Legal Question in Landlord & Tenant Law in California
May I submit the landlord attorney's settlement communications, including her illegal move-out provision based settlement offer made after first of two 3-day notices and before service of unlawful detainer summons and complaint, as a piece evidence to prove Proposition M violations at a Claim for Right of Possession Hearing now pending with today's receipt of a Notice to Vacate (following pro se trial and judgment in landlord's favor; we have employed and dismissed two attorneys prior to receiving judgment, one of which withdrew the day of UD trial, having refused to provide the full scope of services our civil action and current UD matter requires). Our Civil Action is still pending, we intend to Appeal in addition to a scheduling the Right of Possession Hearing. Thank you.
3 Answers from Attorneys
No. California Evidence Code sections 1152, 1152.5 and 1154 prohibit the introduction of any evidence of settlement communications.
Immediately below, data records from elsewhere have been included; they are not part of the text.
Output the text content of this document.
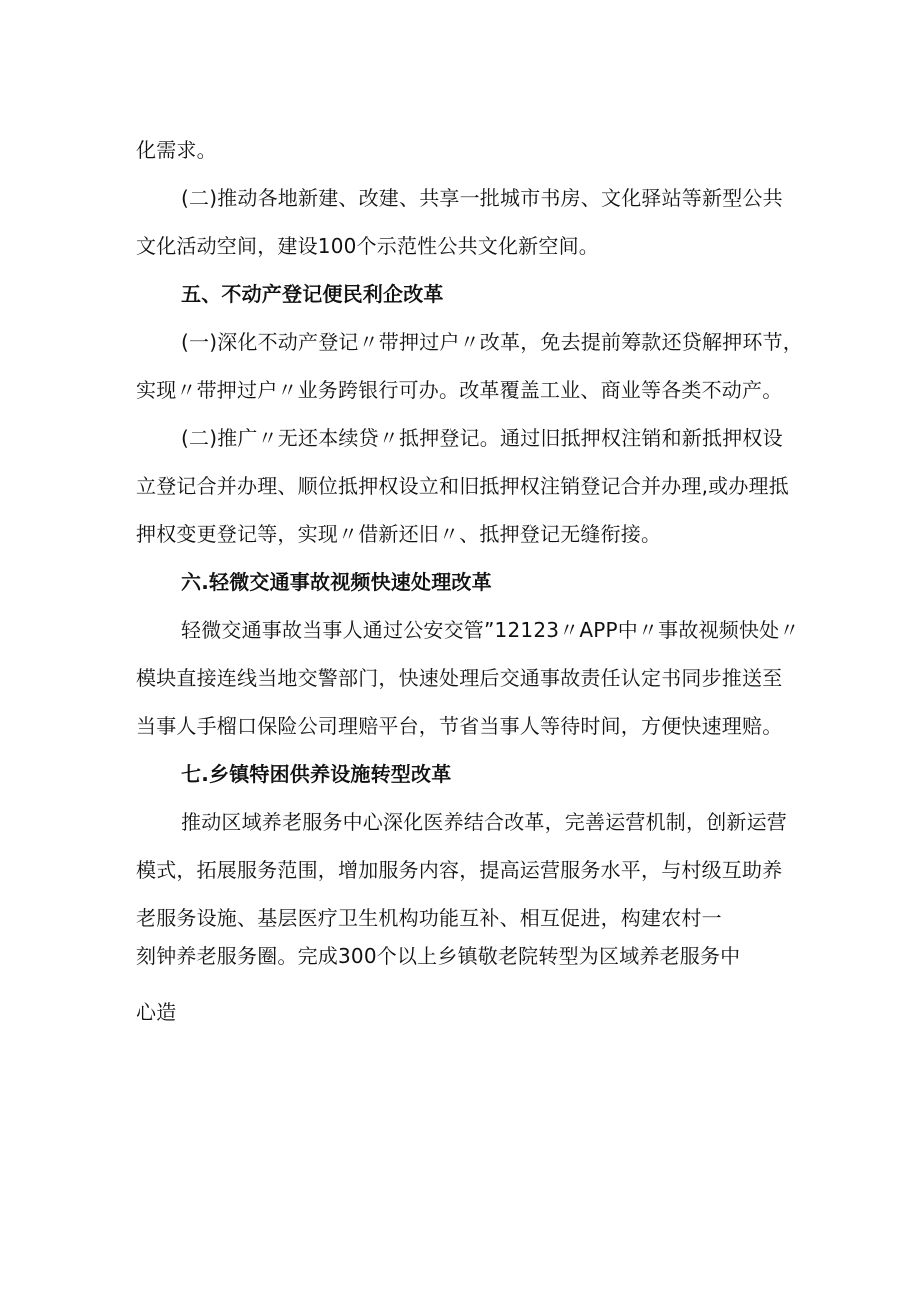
化需求。
(二)推动各地新建、改建、共享一批城市书房、文化驿站等新型公共
文化活动空间，建设100个示范性公共文化新空间。
五、不动产登记便民利企改革
(一)深化不动产登记〃带押过户〃改革，免去提前筹款还贷解押环节，
实现〃带押过户〃业务跨银行可办。改革覆盖工业、商业等各类不动产。
(二)推广〃无还本续贷〃抵押登记。通过旧抵押权注销和新抵押权设
立登记合并办理、顺位抵押权设立和旧抵押权注销登记合并办理,或办理抵
押权变更登记等，实现〃借新还旧〃、抵押登记无缝衔接。
六.轻微交通事故视频快速处理改革
轻微交通事故当事人通过公安交管”12123〃APP中〃事故视频快处〃
模块直接连线当地交警部门，快速处理后交通事故责任认定书同步推送至
当事人手榴口保险公司理赔平台，节省当事人等待时间，方便快速理赔。
七.乡镇特困供养设施转型改革
推动区域养老服务中心深化医养结合改革，完善运营机制，创新运营
模式，拓展服务范围，增加服务内容，提高运营服务水平，与村级互助养
老服务设施、基层医疗卫生机构功能互补、相互促进，构建农村一
刻钟养老服务圈。完成300个以上乡镇敬老院转型为区域养老服务中
心造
Mr. Hoffman is wrong. The limits on admission of settlement communications are not nearly that broad. A settlement communication that is in and of itself a violation of the law is obviously admissible to prove the violation, such as to prove abuse of process or malicious prosecution claims in a subsequent lawsuit. Without knowing your location, however, there is no way to even guess whether such communications are admissible to prove a Prop. M violation, because we have no idea what Prop. M you are talking about. Every county uses its own A-Z ballot designations, and they get recycled as well.
You also need to re-evaluate what you can and can not legally do as to your cases. Your firing two separate attorneys ,one because of a disagreement apparently as to trial strategy, suggests that either you act to fast in hiring attorneys or there are major issues as to whether your desires are legally possible.